L grew tired of the harassment she received on dating apps and websites from people who rejected her because she only wanted black men. She felt that the response was unfair and discriminatory.

It’s a stereotype that permeates popular culture from pornography featuring Asian war brides to the portrayal of John McClane’s emasculated Chinese coworker in Die Hard. But is it true?

Asians aren’t racist

While the members of BTS have an incredible amount of power and influence, they are not immune to anti-Asian racism. They know what it feels like to have racial slurs thrown their way, be blamed for the spread of COVID-19, and have their stories of hate and violence dismissed.

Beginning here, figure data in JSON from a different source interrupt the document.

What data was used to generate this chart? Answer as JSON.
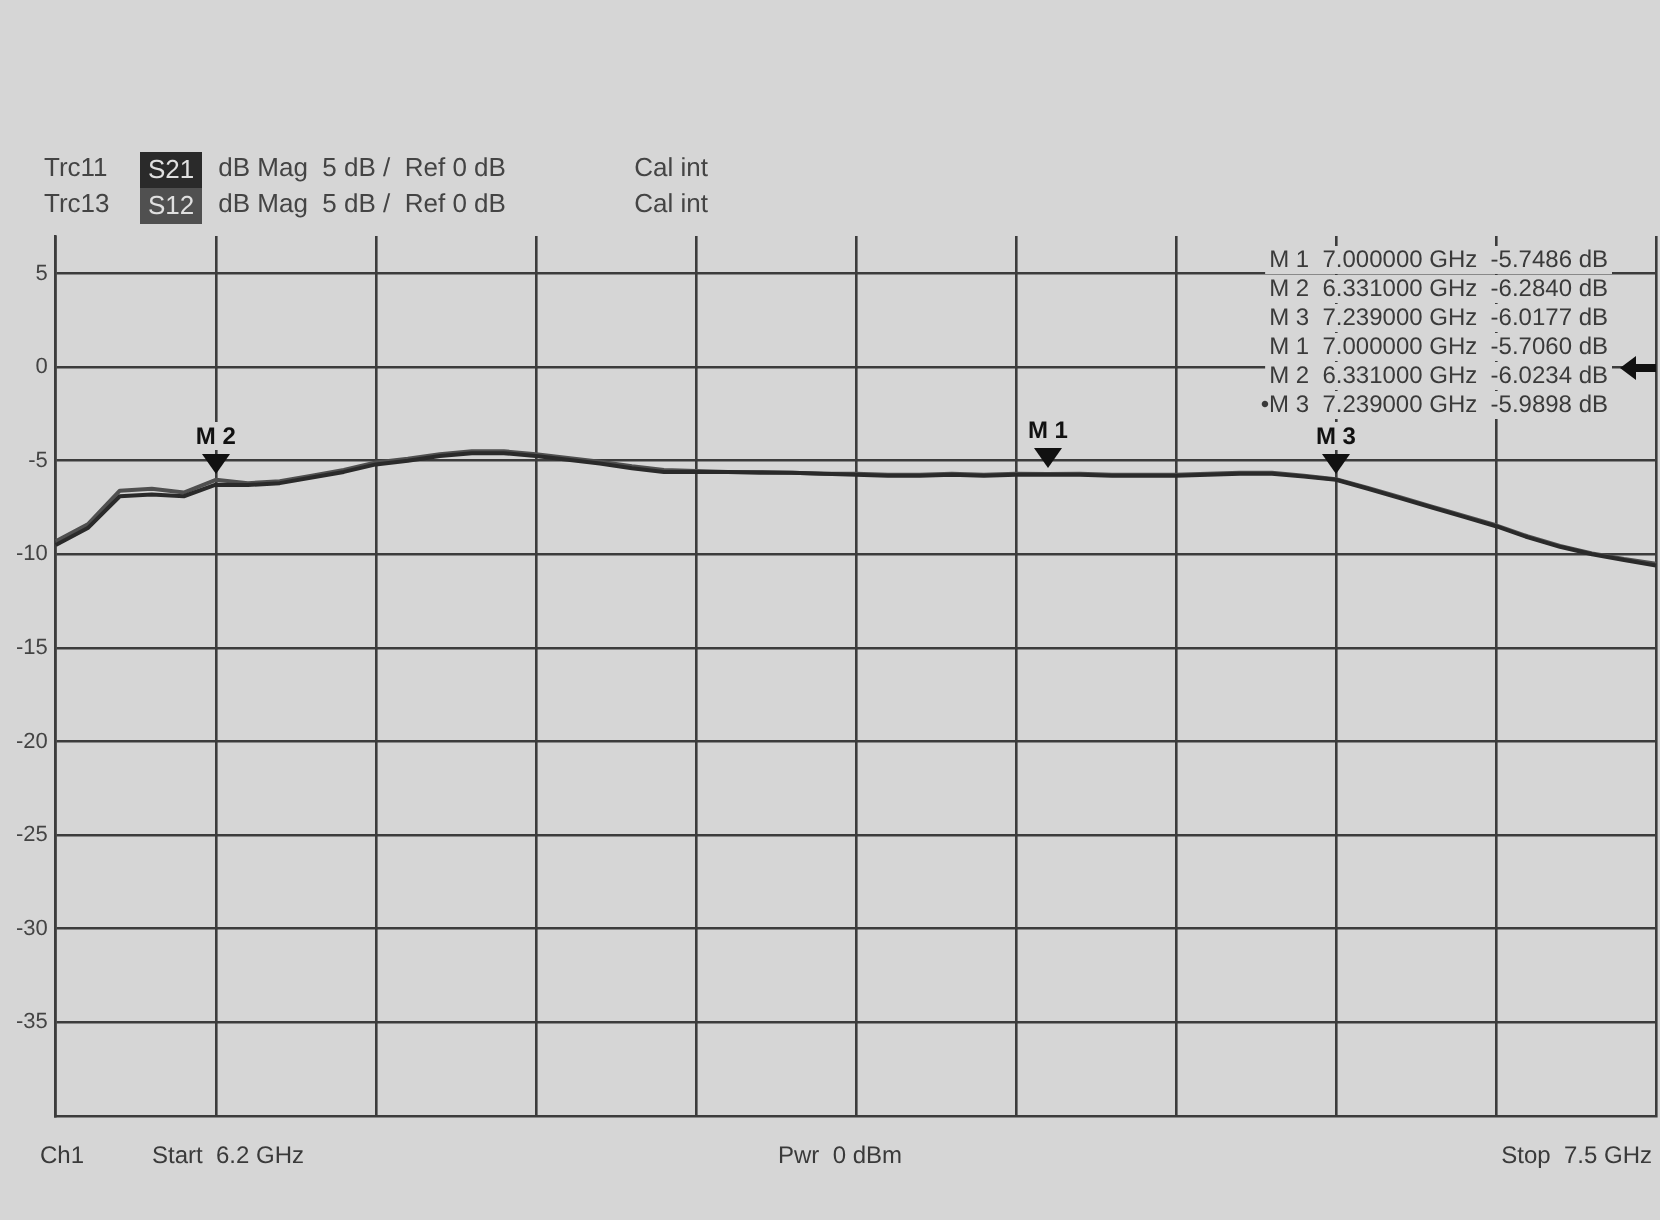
{
  "chart_data": {
    "type": "line",
    "categories": [
      null,
      null,
      null,
      null,
      null,
      null,
      null,
      null,
      null,
      null,
      null,
      null,
      null,
      null,
      null,
      null,
      null,
      null,
      null,
      null,
      null,
      null,
      null,
      null,
      null,
      null,
      null,
      null,
      null,
      null,
      null,
      null,
      null,
      null,
      null,
      null,
      null,
      null,
      null,
      null,
      null,
      null,
      null,
      null,
      null,
      null,
      null,
      null,
      null,
      null,
      null
    ],
    "series": [
      {
        "name": "S21",
        "color": "#2a2a2a",
        "values": [
          -9.5,
          -8.6,
          -6.9,
          -6.8,
          -6.9,
          -6.284,
          -6.3,
          -6.2,
          -5.9,
          -5.6,
          -5.2,
          -5.0,
          -4.75,
          -4.6,
          -4.6,
          -4.75,
          -4.95,
          -5.15,
          -5.4,
          -5.6,
          -5.6,
          -5.6,
          -5.65,
          -5.65,
          -5.7,
          -5.75,
          -5.8,
          -5.8,
          -5.75,
          -5.8,
          -5.75,
          -5.7486,
          -5.75,
          -5.8,
          -5.8,
          -5.8,
          -5.75,
          -5.7,
          -5.7,
          -5.85,
          -6.0177,
          -6.5,
          -7.0,
          -7.5,
          -8.0,
          -8.5,
          -9.1,
          -9.6,
          -10.0,
          -10.3,
          -10.6
        ]
      },
      {
        "name": "S12",
        "color": "#505050",
        "values": [
          -9.3,
          -8.4,
          -6.6,
          -6.5,
          -6.7,
          -6.0234,
          -6.2,
          -6.1,
          -5.8,
          -5.5,
          -5.1,
          -4.9,
          -4.65,
          -4.5,
          -4.5,
          -4.65,
          -4.85,
          -5.05,
          -5.3,
          -5.5,
          -5.55,
          -5.6,
          -5.6,
          -5.65,
          -5.7,
          -5.7,
          -5.75,
          -5.75,
          -5.7,
          -5.75,
          -5.7,
          -5.706,
          -5.7,
          -5.75,
          -5.75,
          -5.75,
          -5.7,
          -5.65,
          -5.65,
          -5.8,
          -5.9898,
          -6.45,
          -6.95,
          -7.45,
          -7.95,
          -8.45,
          -9.05,
          -9.55,
          -9.95,
          -10.25,
          -10.5
        ]
      }
    ],
    "ylim": [
      -40,
      7
    ],
    "yticks": [
      -35,
      -30,
      -25,
      -20,
      -15,
      -10,
      -5,
      0,
      5
    ],
    "tick_labels": "y",
    "grid": true,
    "legend": "top left",
    "marker": "none",
    "line_style": "solid",
    "annotations": [
      "Trc11",
      "dB Mag  5 dB /  Ref 0 dB",
      "Cal int",
      "Trc13",
      "dB Mag  5 dB /  Ref 0 dB",
      "Cal int",
      "M 1  7.000000 GHz  -5.7486 dB",
      "M 2  6.331000 GHz  -6.2840 dB",
      "M 3  7.239000 GHz  -6.0177 dB",
      "M 1  7.000000 GHz  -5.7060 dB",
      "M 2  6.331000 GHz  -6.0234 dB",
      "•M 3  7.239000 GHz  -5.9898 dB",
      "Ch1",
      "Start  6.2 GHz",
      "Pwr  0 dBm",
      "Stop  7.5 GHz",
      {
        "text": "M 1",
        "y": -5.7486
      },
      {
        "text": "M 2",
        "y": -6.284
      },
      {
        "text": "M 3",
        "y": -6.0177
      }
    ]
  }
}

SHAW: L would post in her favorite Asian women subreddit about the yellow fever rumors and how much she loved her white boyfriend, and every time someone on Reddit would chime in with “but I bet you’re only dating him because you prefer white guys,” it hurt. It made it seem like they thought she didn’t care about her own racial identity and was simply a victim of white privilege.

But it’s important to remember that we live in a structurally racist world and that it’s dangerous for us to stereotype individuals based on the color of their skin or their sexual preferences. We must be more mindful of how our words and actions can negatively impact others, even those we don’t know.

Asians aren’t emasculated

While it’s wonderful to see Asian men getting more visibility in Hollywood, we need to address toxic ideas of masculinity that have plagued the community for years. These notions have led to sexual assault, violence and other forms of oppressive treatment, especially for women, as seen by the Atlanta spa shootings.

When L began dating her current boyfriend, she noticed a dark corner of the Internet where men complained that she never dated them and blamed her for being a “white girl.” It’s an ugly form of racialized misogyny that fetishizes Asian women.

In the white imagination, Asian Americans represent what they fear about being less “masculine,” causing them to fear emasculation. It’s why movies like The Big Sick pit the main character, Kumail Nanjiani, against black men in a battle over desirability. While some may argue that this characterization is progress for Asian representation, critics say it reflects the same fetishization of brown bodies.

Asians aren’t self-hating

L gets this comment all the time, especially if she filters her dating app so she only sees Asian men. She knows this is problematic and has been working to course correct.

But it still stings to be told that her choice to date a black man isn’t because of love and only to rally support for black people. It also makes her feel like she’s not good enough to date a black man.

There are a lot of reasons why this sentiment is prevalent. From Mindy Kaling’s Bela character on The Sex Lives of College Girls to Devi on Never Have I Ever to Louis CK’s bad jokes about Asian men’s penis size, the stereotype is pervasive.

And even if these stereotypes aren’t true, they still make people feel bad about themselves and their culture. That’s why it’s important to recognize that not all Asians are self-hating. Some are just trying to survive in America, and that’s hard work.

Asians aren’t trying to bring down black men

When women like black men, some Asians think they’re exhibiting internalised racism. This is an odd thing to say, as racism is a complex issue that doesn’t simply stem from one’s race or ethnicity.

But for some, this accusation is a way to deflect criticism of their anti-black sentiments or their desire to see more black representation in media. When Kumail Nanjiani starred in The Big Sick, for example, some South Asian critics were upset by the movie’s images of brown women being tossed into a cigar box, a montage that echoed a hypersexual stereotype that has long been used to pit Asian Americans against Black Americans.

This image of Asian masculinity is linked to the model minority myth, which stokes white fears about being emasculated and replaced by black masculinity. As a result, Asians have been used as a wedge to minimise the role of racism in society and thwart attempts to address it.